Orion Design Group ARC Rig
This one is for the hunters and hikers in your life. For years I’ve looked for a chest rig for hunters. In the land of tactical molle gear, anything can be strapped together, but I was looking for something else. I think I’ve found it. Sometimes I want to pack binoculars, sometimes my camera and a couple of spare mags. Hunting all night I want some food and water, not to mention spare batteries. I want versatility. And I want it to be practically water proof. The Advanced Reconnaissance Chest Rig from Orion Design looks like the ticket. The heart of it is a large pouch. It will fit some big binos or my pro camera and zoom lens. Night vision and thermal gear fit nicely, a real win if you’re in the field from day to night and had to switch out. Full disclaimer here, I’ve not had this long and will need to hunt a few times to really put it through its paces. But Grey Gear Ghost makes it and I have one of their packs and know their quality. The pouch plus a yoke to hold it come in at less than $300.
Alamo Four Star Muzzle Brake
This Christmas give someone a brake. Well, maybe a break, too, but I’m talking about an Alamo Four Star Cowl Induction Brake. I got to test drive a prototype that reset the bar for muzzle brakes. It was the best in the most thorough brake testing I’ve ever witnessed done at the Precision Rifle Blog. And then the inventor, Mark Deros, improved it. If you know someone that wants to shoot fast, stay on target, mitigate recoil or all of the above, pick up a CIB for them.

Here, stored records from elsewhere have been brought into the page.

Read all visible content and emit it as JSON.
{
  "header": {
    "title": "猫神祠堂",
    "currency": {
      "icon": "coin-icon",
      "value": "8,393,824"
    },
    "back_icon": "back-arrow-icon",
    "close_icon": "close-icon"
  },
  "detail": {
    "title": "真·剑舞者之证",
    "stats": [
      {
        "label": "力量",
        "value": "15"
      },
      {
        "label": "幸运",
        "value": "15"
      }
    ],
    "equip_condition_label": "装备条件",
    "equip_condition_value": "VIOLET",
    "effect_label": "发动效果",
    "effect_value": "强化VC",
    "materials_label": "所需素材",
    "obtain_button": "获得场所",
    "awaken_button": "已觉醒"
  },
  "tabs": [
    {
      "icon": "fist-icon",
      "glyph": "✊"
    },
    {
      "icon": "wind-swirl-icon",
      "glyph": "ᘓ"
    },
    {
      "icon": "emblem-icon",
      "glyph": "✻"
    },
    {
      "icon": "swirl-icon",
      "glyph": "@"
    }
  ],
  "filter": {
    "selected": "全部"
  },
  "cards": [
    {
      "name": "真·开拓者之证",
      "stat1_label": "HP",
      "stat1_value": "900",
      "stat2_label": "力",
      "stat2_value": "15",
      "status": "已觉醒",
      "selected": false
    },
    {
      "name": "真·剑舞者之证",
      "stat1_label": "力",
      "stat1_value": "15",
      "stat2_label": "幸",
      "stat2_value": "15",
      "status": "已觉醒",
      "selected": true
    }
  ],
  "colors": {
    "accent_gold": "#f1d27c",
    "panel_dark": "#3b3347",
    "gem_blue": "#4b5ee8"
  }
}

They come in two models, one for 6x/.223/.556 and the other for 6xc/6.5mm/6.0 and .300/.308 starting at $138. It makes a great Christmas tree ornament, too!
Fremont Knives Farson Blade and Hatchet
On one adventure in the Colorado Rocky Mountains my friend Bobby asked my son if he wanted to see how the Indians there would have started a fire. He pulled out a blow torch and lit our campfire. “That’s how they would have done it had a blow torch, anyway,” quipped Bobby. The story of the Farson Blade Survival tool is pretty much the same. A prehistoric cutting tool made of stone was discovered in the Red Desert near Farson, Wyoming. It serves as the inspiration for the Farson Blade. Similarly sized and shaped, the new Farson Blade is clearly how the Indians would have done it had they know how to create bead blasted stainless steel tools. It looks like a tactical pizza cutter, which is a win all by itself, but it’s possible uses are infinite. The sharpened blade portion of this one piece tool is almost eight inches, while the overall length is six inches. This creates a very unique edged tool. With eight feet of paracord wrapped around the handle portion, you have even more options like assembling a makeshift hatchet! It seems that was such an obvious thing to try that Fremont Knives designed a hatchet version around the tool. Would that be called evolution? Both will fit in a stocking! The Farson Blade Survival Tool starts around $40 and goes up with options like carbon steel. The Farson Hatchet is about ten dollars more.